Electronic – Does the TL431 have a “dropout voltage” per se


I want to get a stable 3V reference from a +3.3V ±5% supply (so it can go as low as 3.135V and as high as 3.465V.)

I know the TL431 is a shunt/zener regulator, so doesn't really have a dropout voltage, but there probably is some point above 3V at which it cannot maintain the 3V output. What I want to know is will a typical TL431 be able to handle this?
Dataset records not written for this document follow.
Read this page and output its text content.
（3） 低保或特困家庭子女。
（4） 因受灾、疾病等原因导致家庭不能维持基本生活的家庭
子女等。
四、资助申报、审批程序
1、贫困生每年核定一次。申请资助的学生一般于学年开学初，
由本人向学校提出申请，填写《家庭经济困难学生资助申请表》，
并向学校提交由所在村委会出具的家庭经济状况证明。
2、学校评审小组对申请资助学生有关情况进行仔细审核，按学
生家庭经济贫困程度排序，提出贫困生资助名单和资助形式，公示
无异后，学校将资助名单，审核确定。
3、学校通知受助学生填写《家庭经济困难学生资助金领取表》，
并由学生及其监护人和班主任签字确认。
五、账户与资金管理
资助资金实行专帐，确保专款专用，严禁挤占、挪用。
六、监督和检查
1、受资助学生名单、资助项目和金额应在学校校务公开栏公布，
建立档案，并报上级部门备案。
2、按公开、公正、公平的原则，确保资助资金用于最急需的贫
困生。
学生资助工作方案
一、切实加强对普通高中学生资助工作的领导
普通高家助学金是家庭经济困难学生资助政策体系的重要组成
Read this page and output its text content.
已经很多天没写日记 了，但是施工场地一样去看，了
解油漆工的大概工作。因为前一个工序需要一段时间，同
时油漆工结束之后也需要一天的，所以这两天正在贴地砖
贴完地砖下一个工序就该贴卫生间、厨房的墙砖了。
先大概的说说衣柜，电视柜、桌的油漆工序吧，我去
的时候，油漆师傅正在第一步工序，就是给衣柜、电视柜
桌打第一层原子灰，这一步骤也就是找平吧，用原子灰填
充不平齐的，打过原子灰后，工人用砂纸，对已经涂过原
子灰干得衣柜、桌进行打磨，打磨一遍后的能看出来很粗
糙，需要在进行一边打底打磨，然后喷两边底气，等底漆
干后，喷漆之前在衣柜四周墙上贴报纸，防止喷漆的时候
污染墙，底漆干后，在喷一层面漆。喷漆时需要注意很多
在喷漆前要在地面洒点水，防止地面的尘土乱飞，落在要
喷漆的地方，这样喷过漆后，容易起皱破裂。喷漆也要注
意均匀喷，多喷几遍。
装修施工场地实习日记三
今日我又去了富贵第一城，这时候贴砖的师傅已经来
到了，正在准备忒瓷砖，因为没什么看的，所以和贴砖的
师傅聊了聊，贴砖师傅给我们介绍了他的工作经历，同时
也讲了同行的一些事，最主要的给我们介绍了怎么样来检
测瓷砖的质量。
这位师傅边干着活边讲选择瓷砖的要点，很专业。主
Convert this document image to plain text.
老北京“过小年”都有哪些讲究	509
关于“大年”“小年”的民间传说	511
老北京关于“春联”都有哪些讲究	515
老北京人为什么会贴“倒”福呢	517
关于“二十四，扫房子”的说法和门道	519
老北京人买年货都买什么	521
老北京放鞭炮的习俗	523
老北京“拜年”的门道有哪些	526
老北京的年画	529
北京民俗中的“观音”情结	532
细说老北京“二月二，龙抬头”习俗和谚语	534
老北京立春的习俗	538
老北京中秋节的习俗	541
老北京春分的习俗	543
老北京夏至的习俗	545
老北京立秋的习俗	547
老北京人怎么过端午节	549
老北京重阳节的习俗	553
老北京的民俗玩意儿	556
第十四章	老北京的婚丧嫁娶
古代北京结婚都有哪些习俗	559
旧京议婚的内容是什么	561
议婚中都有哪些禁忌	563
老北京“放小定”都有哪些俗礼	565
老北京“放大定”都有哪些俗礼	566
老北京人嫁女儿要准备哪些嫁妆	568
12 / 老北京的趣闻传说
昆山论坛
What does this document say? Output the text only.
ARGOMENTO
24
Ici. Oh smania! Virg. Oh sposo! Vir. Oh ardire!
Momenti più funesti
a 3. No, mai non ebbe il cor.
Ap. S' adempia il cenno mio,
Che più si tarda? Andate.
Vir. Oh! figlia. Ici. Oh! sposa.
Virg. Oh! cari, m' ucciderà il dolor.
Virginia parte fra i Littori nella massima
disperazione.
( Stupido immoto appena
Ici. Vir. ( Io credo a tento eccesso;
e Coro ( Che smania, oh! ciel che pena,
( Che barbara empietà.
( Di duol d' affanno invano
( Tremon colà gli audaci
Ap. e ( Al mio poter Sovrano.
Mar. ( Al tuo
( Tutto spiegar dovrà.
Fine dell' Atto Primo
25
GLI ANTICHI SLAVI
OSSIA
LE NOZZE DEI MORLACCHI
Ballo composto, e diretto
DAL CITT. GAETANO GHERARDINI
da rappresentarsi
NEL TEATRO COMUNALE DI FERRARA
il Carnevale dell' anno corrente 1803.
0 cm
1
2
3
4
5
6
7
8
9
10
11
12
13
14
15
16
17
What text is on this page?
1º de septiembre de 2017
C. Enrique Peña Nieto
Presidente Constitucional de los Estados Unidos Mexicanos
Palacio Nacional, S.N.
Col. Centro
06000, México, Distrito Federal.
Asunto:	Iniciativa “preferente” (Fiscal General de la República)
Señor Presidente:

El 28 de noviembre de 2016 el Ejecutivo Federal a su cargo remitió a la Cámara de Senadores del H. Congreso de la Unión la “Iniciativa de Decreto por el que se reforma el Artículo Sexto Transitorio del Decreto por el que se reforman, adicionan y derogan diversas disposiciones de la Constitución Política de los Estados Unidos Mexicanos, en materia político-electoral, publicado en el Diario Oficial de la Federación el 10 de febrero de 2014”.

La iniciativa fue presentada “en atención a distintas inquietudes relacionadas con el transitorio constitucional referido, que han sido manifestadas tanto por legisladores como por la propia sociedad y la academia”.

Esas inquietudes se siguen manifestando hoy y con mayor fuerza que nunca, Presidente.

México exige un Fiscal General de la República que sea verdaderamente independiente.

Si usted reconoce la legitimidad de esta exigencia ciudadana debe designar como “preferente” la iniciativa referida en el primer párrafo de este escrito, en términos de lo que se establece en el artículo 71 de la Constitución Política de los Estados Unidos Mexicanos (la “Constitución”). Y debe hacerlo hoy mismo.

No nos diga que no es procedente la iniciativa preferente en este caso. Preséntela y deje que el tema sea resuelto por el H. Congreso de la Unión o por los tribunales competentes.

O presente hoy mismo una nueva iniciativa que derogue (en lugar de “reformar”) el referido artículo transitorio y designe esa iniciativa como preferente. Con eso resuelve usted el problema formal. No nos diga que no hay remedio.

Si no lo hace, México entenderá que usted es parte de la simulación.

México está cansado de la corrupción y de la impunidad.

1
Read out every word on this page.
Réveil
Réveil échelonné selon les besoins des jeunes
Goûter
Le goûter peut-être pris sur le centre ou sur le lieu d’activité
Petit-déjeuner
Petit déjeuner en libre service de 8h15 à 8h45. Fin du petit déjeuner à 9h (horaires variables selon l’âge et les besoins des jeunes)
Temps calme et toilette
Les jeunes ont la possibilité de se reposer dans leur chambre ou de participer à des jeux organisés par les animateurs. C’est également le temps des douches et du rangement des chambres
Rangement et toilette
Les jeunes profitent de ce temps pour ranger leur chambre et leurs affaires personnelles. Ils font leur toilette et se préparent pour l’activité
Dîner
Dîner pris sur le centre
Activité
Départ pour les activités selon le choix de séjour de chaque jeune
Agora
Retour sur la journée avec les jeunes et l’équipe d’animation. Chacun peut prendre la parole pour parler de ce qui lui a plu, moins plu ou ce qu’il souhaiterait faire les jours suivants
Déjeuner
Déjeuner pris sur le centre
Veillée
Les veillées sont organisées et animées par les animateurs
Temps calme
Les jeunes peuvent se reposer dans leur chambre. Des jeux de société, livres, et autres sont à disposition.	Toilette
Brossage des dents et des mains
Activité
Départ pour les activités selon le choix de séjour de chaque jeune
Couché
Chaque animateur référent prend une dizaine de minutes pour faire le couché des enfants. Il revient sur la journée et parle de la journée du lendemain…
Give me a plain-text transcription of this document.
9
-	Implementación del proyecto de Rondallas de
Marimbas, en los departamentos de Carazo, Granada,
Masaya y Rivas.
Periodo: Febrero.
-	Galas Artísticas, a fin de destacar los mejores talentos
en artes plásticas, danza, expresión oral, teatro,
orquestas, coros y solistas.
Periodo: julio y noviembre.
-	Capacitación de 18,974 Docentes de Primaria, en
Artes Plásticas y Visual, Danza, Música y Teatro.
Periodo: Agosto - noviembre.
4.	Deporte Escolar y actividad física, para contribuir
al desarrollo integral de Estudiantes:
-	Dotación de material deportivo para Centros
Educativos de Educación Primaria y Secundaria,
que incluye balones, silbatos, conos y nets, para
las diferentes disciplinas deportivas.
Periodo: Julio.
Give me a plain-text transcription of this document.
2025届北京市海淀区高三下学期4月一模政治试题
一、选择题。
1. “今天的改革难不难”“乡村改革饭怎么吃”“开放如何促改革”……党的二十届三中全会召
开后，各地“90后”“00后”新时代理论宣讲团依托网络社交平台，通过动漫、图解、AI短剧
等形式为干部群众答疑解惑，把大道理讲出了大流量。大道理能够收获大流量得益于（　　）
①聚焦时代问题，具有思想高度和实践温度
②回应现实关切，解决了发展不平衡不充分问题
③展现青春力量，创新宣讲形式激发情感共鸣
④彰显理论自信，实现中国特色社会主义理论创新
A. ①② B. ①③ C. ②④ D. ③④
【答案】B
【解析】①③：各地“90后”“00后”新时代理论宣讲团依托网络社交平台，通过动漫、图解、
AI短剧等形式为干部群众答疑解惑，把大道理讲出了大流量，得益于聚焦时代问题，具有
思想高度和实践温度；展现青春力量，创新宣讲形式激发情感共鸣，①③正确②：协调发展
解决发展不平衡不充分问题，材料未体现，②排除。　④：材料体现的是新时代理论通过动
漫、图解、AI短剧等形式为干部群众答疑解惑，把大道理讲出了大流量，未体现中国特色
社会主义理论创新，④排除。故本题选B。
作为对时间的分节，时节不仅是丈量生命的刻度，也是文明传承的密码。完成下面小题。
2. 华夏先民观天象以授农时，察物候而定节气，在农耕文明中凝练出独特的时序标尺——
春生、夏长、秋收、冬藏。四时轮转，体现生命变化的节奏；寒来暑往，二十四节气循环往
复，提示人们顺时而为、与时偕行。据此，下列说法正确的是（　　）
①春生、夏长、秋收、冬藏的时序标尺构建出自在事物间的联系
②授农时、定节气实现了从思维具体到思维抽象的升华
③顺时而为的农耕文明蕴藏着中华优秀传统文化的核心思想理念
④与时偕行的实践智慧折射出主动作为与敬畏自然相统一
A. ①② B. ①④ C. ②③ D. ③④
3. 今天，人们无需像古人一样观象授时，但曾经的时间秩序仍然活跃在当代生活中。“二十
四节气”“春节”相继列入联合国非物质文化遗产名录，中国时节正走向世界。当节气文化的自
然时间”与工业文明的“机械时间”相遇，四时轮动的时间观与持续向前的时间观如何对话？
My circuit configuration is below:

+3.3V-+-/\/\/\---+----------+-------+-- 3V out
      |          |          |       |
     --- 100n    /          |      --- 4.7u
     --- 16V     \ 634R     |      --- 10V
      |          /       ___|__|    |
     ---         |       | / \     ---
      -          +--------/___\     -
                 |          |
                 /          |
                 \ 3.16k    |
                 /          |
                 |          |
                ---        ---
                 -          -

Best Answer

There is no dropout voltage as such. The reference voltage is 2.5V and it will run happily at 2.5V if you short circuit the ref pin to the cathode. The important spec to consider is the shunt current.

You must ensure that there is at least 1 mA biasing the device. (Based on the TI data sheet.) From your circuit, with 115R and a minimum voltage drop of 3.135 - 3 = 0.135 you will end up with a shunt current of 0.135/115 = 1.1 mA. However the voltage divider which has a total resistor of about 3.7 kR is going to use almost 1 mA itself, not leaving enough for the TL431. You also have to add in the current that you load will used, but if it is a high impendence - say into an op-amp - it shouldn't be a problem.

You can fix that by increasing the value of the voltage divider resistors. Say we multiply them by ten, to get 6.34k and 31.6k. The max input current to the ref pin is stated as 4 uA, which might start to give you some errors in the set point (depending on how accurate you expect the Vout to be). The worst case error will be about 4uA * 6.34k or 25 mV.

The last thing you need to consider will be the maxiumum shunt current. When the input voltage is at its max value the 115R resistor will have 0.465 V across it. This means the shunt current (including the voltage divider and load) will be 0.465 / 115 = 40 mA. Fortunately that is well within the 100 mA maximum of the 431.

Because we're still far below the maximum shunt current you could consider reducing the series resistor - too say 56R. That will help satify the minimum shunt current without changing the voltage divider and still stay under the maximum shunt current rating with the input voltage is at its maxiumum. At higher current you will also need to check the power dissipation. 100 mA * 3V gives a maximum power off 300mW. For some small smd packages that is getting a bit too high.

The basic problem trying to optimise the circuit as it is, comes from the fact that the voltage across the series resistor is too low and any variation in the supply voltage represents a big variation across the series resistor.

If you can't (as suggested in the comments) afford to waste the current you might need to consider a difference approach. Either a series regulator (will be tough with only 100mV dropout voltage), reduce your reference voltage or increase the supply voltage to the series resistor.